To make live-migration succeed, you have several options:

- **Manually force-complete the migration**

  .. code-block:: console

     $ nova live-migration-force-complete INSTANCE_ID MIGRATION_ID

  The instance is paused until memory copy completes.

  .. caution::

     Since the pause impacts time keeping on the instance and not all
     applications tolerate incorrect time settings, use this approach with
     caution.

- **Enable auto-convergence**

  Auto-convergence is a Libvirt feature. Libvirt detects that the migration is
  unlikely to complete and slows down its CPU until the memory copy process is
  faster than the instance's memory writes.

  To enable auto-convergence, set
  ``live_migration_permit_auto_converge=true`` in ``nova.conf`` and restart
  ``nova-compute``. Do this on all compute hosts.

  .. caution::

     One possible downside of auto-convergence is the slowing down of the
     instance.

- **Enable post-copy**

  This is a Libvirt feature. Libvirt detects that the migration does not
  progress and responds by activating the virtual machine on the destination
  host before all its memory has been copied. Access to missing memory pages
  result in page faults that are satisfied from the source host.

  To enable post-copy, set ``live_migration_permit_post_copy=true`` in
  ``nova.conf`` and restart ``nova-compute``. Do this on all compute hosts.

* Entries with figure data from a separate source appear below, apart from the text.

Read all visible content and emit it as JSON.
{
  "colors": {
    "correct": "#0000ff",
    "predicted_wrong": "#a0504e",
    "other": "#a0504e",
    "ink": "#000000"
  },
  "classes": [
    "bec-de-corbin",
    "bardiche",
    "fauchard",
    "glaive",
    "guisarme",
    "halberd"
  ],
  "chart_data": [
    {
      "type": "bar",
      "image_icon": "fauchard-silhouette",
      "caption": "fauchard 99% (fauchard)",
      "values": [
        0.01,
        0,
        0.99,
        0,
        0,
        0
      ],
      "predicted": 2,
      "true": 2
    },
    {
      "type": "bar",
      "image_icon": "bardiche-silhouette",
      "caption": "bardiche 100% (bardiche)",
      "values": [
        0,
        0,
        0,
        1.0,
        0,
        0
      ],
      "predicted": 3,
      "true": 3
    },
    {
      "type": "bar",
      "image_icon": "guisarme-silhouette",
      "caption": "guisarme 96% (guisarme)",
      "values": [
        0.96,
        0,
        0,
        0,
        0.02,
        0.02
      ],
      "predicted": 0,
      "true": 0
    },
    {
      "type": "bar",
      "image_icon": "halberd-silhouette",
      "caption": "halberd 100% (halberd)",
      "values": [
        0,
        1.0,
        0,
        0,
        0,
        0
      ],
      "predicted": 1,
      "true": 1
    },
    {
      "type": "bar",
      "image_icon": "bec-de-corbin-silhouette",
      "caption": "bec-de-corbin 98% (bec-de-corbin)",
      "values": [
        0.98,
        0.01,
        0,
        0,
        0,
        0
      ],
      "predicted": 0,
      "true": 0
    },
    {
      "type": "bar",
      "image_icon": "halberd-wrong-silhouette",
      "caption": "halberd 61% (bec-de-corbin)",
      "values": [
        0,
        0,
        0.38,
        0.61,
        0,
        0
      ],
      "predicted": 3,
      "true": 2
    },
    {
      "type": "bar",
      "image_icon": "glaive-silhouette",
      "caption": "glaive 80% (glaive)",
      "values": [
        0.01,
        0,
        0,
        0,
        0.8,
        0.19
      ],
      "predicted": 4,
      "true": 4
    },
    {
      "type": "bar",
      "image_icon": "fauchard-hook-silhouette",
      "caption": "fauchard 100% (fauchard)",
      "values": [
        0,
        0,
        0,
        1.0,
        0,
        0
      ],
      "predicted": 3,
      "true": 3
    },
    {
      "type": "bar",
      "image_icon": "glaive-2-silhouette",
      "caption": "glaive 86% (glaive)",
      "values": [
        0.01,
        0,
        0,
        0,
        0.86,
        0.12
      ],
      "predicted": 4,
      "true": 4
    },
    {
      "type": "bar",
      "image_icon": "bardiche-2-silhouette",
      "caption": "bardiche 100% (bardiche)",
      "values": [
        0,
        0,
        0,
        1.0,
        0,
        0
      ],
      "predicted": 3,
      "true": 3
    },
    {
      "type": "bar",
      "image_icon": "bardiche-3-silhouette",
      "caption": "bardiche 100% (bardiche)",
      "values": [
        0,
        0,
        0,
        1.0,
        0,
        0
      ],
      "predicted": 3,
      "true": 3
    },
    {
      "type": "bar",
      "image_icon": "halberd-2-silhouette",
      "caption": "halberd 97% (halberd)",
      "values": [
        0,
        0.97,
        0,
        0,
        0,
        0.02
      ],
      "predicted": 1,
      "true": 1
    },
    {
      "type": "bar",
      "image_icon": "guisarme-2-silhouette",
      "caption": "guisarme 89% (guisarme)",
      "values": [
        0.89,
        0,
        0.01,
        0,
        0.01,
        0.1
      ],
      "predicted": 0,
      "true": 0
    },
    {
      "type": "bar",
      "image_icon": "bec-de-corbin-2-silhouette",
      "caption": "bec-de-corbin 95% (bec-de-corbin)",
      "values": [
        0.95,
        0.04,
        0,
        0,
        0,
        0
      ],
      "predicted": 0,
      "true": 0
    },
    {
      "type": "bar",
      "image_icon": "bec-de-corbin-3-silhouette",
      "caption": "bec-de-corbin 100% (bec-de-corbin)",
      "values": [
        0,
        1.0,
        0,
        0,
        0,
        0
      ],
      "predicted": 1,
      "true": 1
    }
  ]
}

  When post-copy is enabled, manual force-completion does not pause the
  instance but switches to the post-copy process.

  .. caution::

     Possible downsides:

     - When the network connection between source and destination is
       interrupted, page faults cannot be resolved anymore, and the virtual
       machine is rebooted.

     - Post-copy may lead to an increased page fault rate during migration,
       which can slow the instance down.

If live migrations routinely timeout or fail during cleanup operations due
to the user token timing out, consider configuring nova to use
:ref:`service user tokens <user_token_timeout>`.